Jutting into arguably the world's most beautiful harbour, Bennelong Point was the perfect place for realising the dreams of a state premier and two architects, one American, one Dane. The sketches of Jøern Utzon, the young Dane, were the key factors responsible for generating one of the world's most important modern buildings. It is remarkable in that no reference was made to history or classical architectural forms.
Despite much controversy the architect being replaced, the budget being blown out several times over and general suspicion from locals the building was completed in 1973. Prokofiev's War and Peace was the first work performed and those in attendance acclaimed the quality of the acoustics of the Opera House.
Its "sails" are covered with millions of glistening ceramic tiles.
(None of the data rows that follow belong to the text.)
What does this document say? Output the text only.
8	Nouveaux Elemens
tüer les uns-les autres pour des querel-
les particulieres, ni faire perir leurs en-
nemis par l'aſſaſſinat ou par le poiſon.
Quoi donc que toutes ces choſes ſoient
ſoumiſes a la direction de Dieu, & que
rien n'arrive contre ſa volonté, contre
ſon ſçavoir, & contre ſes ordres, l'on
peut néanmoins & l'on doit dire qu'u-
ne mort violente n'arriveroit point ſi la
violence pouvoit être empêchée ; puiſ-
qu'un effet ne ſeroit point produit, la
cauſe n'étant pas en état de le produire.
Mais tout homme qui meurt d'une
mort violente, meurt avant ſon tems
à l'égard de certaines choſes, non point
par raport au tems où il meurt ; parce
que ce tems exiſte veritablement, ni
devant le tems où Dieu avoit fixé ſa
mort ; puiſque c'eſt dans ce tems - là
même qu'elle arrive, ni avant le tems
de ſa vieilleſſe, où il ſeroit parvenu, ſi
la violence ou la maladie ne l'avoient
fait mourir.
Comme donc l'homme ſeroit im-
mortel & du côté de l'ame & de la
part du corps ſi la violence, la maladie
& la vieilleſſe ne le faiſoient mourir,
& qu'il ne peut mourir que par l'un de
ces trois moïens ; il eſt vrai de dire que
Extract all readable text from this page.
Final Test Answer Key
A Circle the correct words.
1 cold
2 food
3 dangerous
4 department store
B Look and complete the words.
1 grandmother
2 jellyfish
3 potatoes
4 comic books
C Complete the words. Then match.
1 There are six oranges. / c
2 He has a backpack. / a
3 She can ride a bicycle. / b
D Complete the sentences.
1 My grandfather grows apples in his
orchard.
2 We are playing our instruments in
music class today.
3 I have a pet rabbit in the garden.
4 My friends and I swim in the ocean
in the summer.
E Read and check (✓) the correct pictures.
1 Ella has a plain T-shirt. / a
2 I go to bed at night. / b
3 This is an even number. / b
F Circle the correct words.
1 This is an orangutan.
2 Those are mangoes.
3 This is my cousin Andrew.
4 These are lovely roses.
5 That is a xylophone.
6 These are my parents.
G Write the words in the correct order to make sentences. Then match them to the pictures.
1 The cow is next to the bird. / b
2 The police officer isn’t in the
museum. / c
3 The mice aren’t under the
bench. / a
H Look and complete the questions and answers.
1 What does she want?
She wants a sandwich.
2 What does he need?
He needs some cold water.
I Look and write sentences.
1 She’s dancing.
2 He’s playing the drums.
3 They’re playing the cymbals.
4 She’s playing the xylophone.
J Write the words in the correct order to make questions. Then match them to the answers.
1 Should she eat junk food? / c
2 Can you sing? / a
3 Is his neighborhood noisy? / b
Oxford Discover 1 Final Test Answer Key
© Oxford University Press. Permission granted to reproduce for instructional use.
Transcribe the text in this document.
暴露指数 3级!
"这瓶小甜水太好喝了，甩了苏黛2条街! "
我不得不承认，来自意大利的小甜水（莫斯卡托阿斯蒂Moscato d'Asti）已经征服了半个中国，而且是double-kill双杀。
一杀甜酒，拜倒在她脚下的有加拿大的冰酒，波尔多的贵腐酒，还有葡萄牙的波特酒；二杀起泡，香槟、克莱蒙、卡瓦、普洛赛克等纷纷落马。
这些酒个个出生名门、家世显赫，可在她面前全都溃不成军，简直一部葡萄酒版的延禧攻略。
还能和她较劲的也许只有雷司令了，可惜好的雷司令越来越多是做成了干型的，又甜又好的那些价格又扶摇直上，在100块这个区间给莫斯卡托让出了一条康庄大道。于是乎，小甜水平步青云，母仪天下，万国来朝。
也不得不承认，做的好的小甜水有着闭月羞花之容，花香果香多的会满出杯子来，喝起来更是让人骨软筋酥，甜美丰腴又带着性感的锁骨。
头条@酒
In a short space in time, the Sydney Opera House became internationally acclaimed for its interior and exterior beauty and function.
Since April this year, backstage tours have run each day, conducted by handpicked and specially trained guides. They are passionate and knowledgeable about the Sydney Opera House and take groups to three of the five theatres.
Tours start at 7am over breakfast in the Green Room, then move along the central passage to the Opera Theatre scenery dock, where scenery for Sydney and Australian Opera Company performances is stored. As there is a different opera each night of the season, the amount of scenery and props can be overwhelming.
The theatre is also home to the Australian Ballet and Sydney Dance Company, which have their share of things in storage too.
The tour takes the spiral staircase to the inside of the pit, which houses the 70-member orchestra. Most people love to stand on the conductor's stand, hold the baton and get a view of the auditorium. You will see the safety net which was installed after a ballet dancer fell into the pit and a live chicken landed in a violinist's lap.
From there the tour goes to the Opera Theatre stage; most times props remain from the previous night's performance.
Next stop is the Drama Theatre and fly tower from where scenery is hung. It is quite narrow, though large enough to hold 30 stage mechanics at one time. You will see the trapdoors for those needing a speedy exit they land on mattresses. That part of the building is below sea-level.
You visit the Conductor's Suite, used by VIPs performing in the Concert Hall. It has a beautiful Steinway piano, signed by Vladimir Ashkenazy. Guests are allowed a tickle of the ivories if they wish.
Last leg is centre stage of the Concert Hall, home to the Sydney Symphony Orchestra. Crown lights will be illuminated so you can see the world's largest mechanical tracking organ. It is eight metres deep and holds 10,000 pipes. Only 135 can be seen by audiences and it comes as quite a surprise to see how many there really are.